Except the police got wind of it, stopped the plane before departing, and booked the two idiots for child abandonment.
What the hell is a little six year-old Connecticut boy doing walking by himself on a boat ramp? How does he fall into the lake and no one is there to immediately jump in and pull him out?
His body still hasn’t been found.
Something tells me there’s more to this story…
There sure seems like there a lot of reports of people dying while taking cruises. You don’t need to go to an exotic location to face life-ending danger.
Just stay home.
Or go to Florida.
Or Georgia.
And you won’t even need to get a visa to visit (well maybe for Florida you will).
Dean Cain, who once played the role of Superman has joined ICE. That’s all well and fine, but if he wants to catch any fast-running illegal immigrants, he’s gonna have to put down the fork. He’s looking more like Superfat instead of Superman these days.

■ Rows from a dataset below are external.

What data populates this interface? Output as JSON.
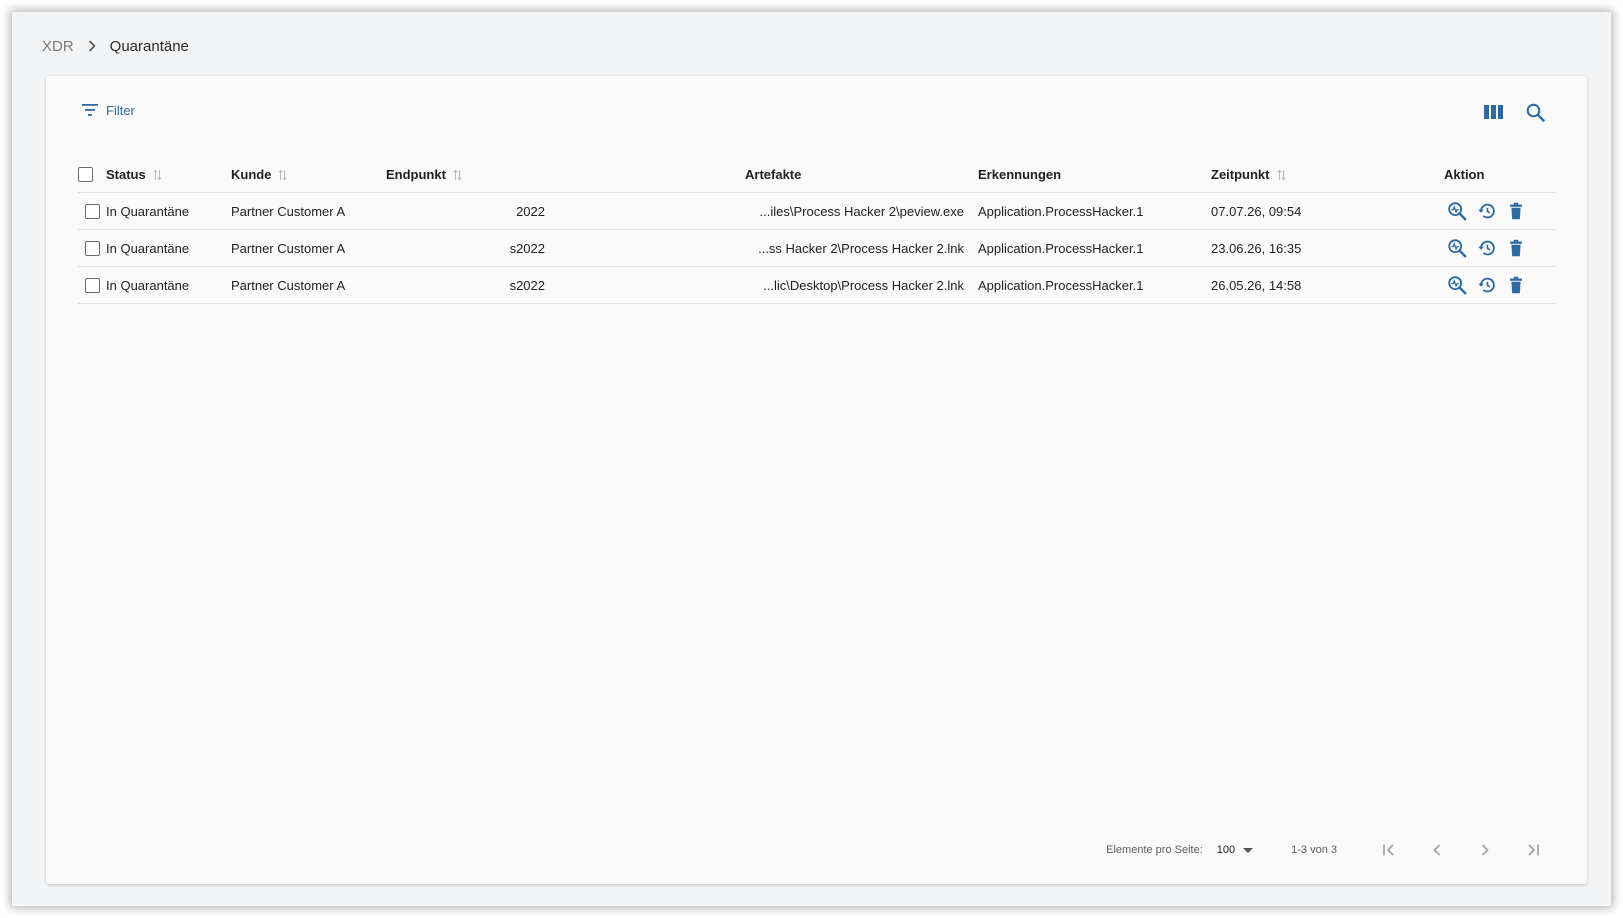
{
  "breadcrumb": {
    "root": "XDR",
    "current": "Quarantäne"
  },
  "toolbar": {
    "filter_label": "Filter",
    "icons": [
      "filter-icon",
      "columns-icon",
      "search-icon"
    ]
  },
  "table": {
    "columns": [
      "Status",
      "Kunde",
      "Endpunkt",
      "Artefakte",
      "Erkennungen",
      "Zeitpunkt",
      "Aktion"
    ],
    "sortable": [
      "Status",
      "Kunde",
      "Endpunkt",
      "Zeitpunkt"
    ],
    "rows": [
      {
        "status": "In Quarantäne",
        "customer": "Partner Customer A",
        "endpoint": "2022",
        "artifact": "...iles\\Process Hacker 2\\peview.exe",
        "detection": "Application.ProcessHacker.1",
        "time": "07.07.26, 09:54"
      },
      {
        "status": "In Quarantäne",
        "customer": "Partner Customer A",
        "endpoint": "s2022",
        "artifact": "...ss Hacker 2\\Process Hacker 2.lnk",
        "detection": "Application.ProcessHacker.1",
        "time": "23.06.26, 16:35"
      },
      {
        "status": "In Quarantäne",
        "customer": "Partner Customer A",
        "endpoint": "s2022",
        "artifact": "...lic\\Desktop\\Process Hacker 2.lnk",
        "detection": "Application.ProcessHacker.1",
        "time": "26.05.26, 14:58"
      }
    ],
    "row_action_icons": [
      "analyze-icon",
      "restore-icon",
      "delete-icon"
    ]
  },
  "paginator": {
    "items_per_page_label": "Elemente pro Seite:",
    "page_size": "100",
    "range_label": "1-3 von 3"
  },
  "colors": {
    "accent": "#2d6aa3",
    "page_bg": "#f3f4f6",
    "card_bg": "#fafafa",
    "sort_arrow": "#b9b9b9"
  }
}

John “Cue ball” Cena thinks his new hair transplant looks good.
Right.
You would think it is the end of the world for some students in Texas high schools. The poor dears are upset because they are being banned from taking the teat from the mouth, growing up, and paying attention to their studies instead of everything else.
Shut up, learn, and put your cellphones down.
The question isn’t why did Howard Stern finally get fired from his 100 million dollars per year contract, but what took the media company so long to pull the trigger? Sterns’ offensive schtick has been a snooze-a-thon for the last few years and people, quite frankly, don’t think he’s anywhere near as funny or pertinent now.
Time to turn the page.
Texas (of course!) republican Chip Roy wants a floor vote taken to decide on whether politicians can continue profiteering using inside knowledge to fatten their own personal coffers while fucking over the very people they have sworn (lied) to serve.
Douchebags.
How many of you believe that the legislators will realize what they are doing is wrong so they vote to eliminate making more money?
Thought so.
Not a one.
What if they gave a birthday parade and nobody came?
How humiliating.
Still, it cost American citizens thirty million dollars.
Another Trump sycophant is learning the hard way.
He started a Trump Burger restaurant, basically building a shrine to his hero, filled it with patriotic memorabilia, American flags, and of course, plenty of pictures of his favorite tyrant.
I’m sure it all looks pretty cool as he is being bussed away to being deported because his citizenship is “questionable.”
Stay well.
I liked your article, which was all over the place but you pulled it off successfully. Kudos.
I would like to say that once I was a fan of Donald Trump, but he has gradually waned on me until now I am lukewarm about his very existence. I think what I appreciated about him was that he said things that no typical politician would dare say: like saying he didn’t think John McCain was a hero, because heroes don’t let themselves get captured, and mocking a handicapped heckler at his primary event. Oh well. Live and learn, right?